Maurice Swanson, Ph.D.
Professor
Biomedical Sciences Graduate Program Concentration Affiliations:
Genetics, Neuroscience
A major objective of our research group is to address the question of how RNA processing is regulated during mammalian embryonic, fetal and postnatal development and how this regulation is disrupted in neurological disease, particularly in microsatellite expansion disorders. Our primary experimental system is the mouse and we have generated a number of knockout, knockin and transgenic lines to investigate the roles of specific RNA-binding proteins and RNA mis-processing in disease pathogenesis.


Eric Wang, Ph.D .
Associate Professor
Biomedical Sciences Graduate Program Concentration Affiliations:
Genetics, Biochemistry and Molecular Biology, & Genetics and Genomics
We use molecular, cellular, computational, and imaging-based approaches to 1) understand molecular mechanisms of repeat expansion diseases, 2) elucidate basic mechanisms underlying RNA processing & localization, and 3) develop therapeutic approaches. We specifically focus on myotonic dystrophy, and study how molecular changes in muscle, heart, and brain tissues lead to disease symptoms, such as muscle weakness, hypersomnolence, and circadian disruption. RNA processing and RNA transport are disrupted in multiple repeat expansion diseases, and thus we study how these fundamental processes are regulated in various contexts.

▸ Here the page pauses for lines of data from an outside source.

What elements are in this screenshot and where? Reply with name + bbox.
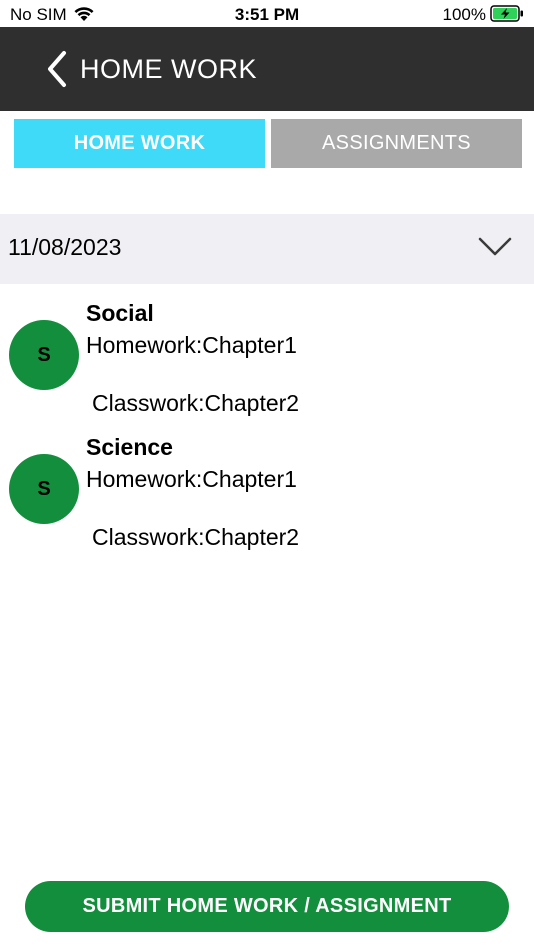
tab-home-work[interactable]: HOME WORK — [14, 119, 265, 168]
classwork-text: Classwork:Chapter2 — [92, 524, 300, 550]
avatar: S — [9, 454, 79, 524]
avatar: S — [9, 320, 79, 390]
page-title: HOME WORK — [80, 54, 257, 84]
battery-percentage: 100% — [442, 5, 486, 24]
tab-assignments[interactable]: ASSIGNMENTS — [271, 119, 522, 168]
list-item[interactable]: S Science Homework:Chapter1 Classwork:Ch… — [0, 434, 534, 564]
battery-charging-icon — [490, 5, 523, 22]
homework-text: Homework:Chapter1 — [86, 466, 297, 492]
status-bar: No SIM 3:51 PM 100% — [0, 0, 534, 27]
date-dropdown[interactable]: 11/08/2023 — [0, 214, 534, 284]
classwork-text: Classwork:Chapter2 — [92, 390, 300, 416]
navigation-bar: HOME WORK — [0, 27, 534, 111]
homework-text: Homework:Chapter1 — [86, 332, 297, 358]
subject-name: Social — [86, 300, 154, 326]
selected-date: 11/08/2023 — [8, 234, 122, 260]
submit-homework-assignment-button[interactable]: SUBMIT HOME WORK / ASSIGNMENT — [25, 881, 509, 932]
back-chevron-icon[interactable] — [44, 49, 70, 89]
list-item[interactable]: S Social Homework:Chapter1 Classwork:Cha… — [0, 300, 534, 430]
chevron-down-icon[interactable] — [478, 236, 512, 258]
subject-name: Science — [86, 434, 173, 460]
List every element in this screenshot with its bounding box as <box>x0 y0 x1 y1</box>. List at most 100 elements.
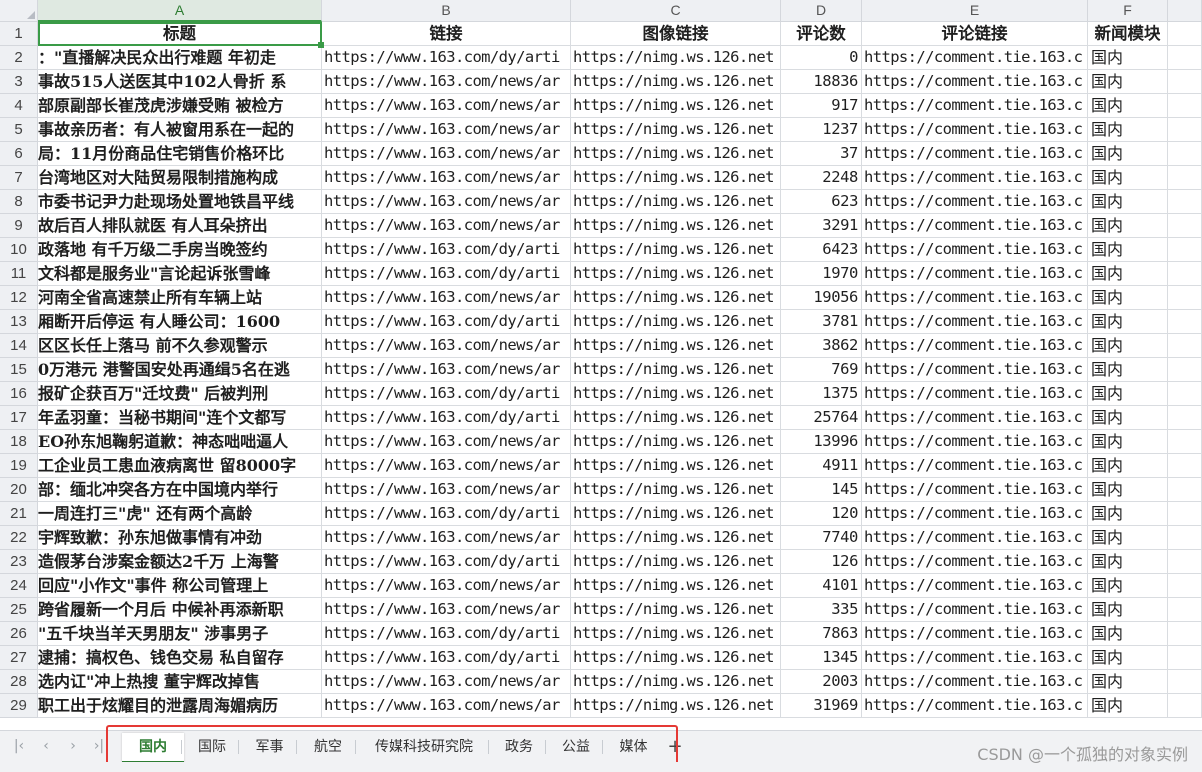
row-header[interactable]: 18 <box>0 430 38 454</box>
cell-clink[interactable]: https://comment.tie.163.c <box>862 382 1088 406</box>
last-sheet-nav-icon[interactable]: ›| <box>88 735 110 757</box>
cell-comments[interactable]: 126 <box>781 550 862 574</box>
row-header[interactable]: 20 <box>0 478 38 502</box>
empty-cell[interactable] <box>1168 238 1202 262</box>
cell-link[interactable]: https://www.163.com/news/ar <box>322 430 571 454</box>
cell-comments[interactable]: 2248 <box>781 166 862 190</box>
cell-img[interactable]: https://nimg.ws.126.net <box>571 238 781 262</box>
cell-clink[interactable]: https://comment.tie.163.c <box>862 334 1088 358</box>
cell-module[interactable]: 国内 <box>1088 166 1168 190</box>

Finally, we incorporate basic insights we make into gene therapy, oligo-based, and small molecule-based therapeutic strategies aimed at treating human disease.


Lizi Wu, Ph.D.
Professor
Biomedical Sciences Graduate Program Concentration Affiliations:
Genetics, Cancer Biology, Molecular Cell Biology
We study aberrant cancer cell signaling with the goals of gaining molecular insights into cancer pathogenesis and identifying novel cancer diagnostic and therapeutic targets.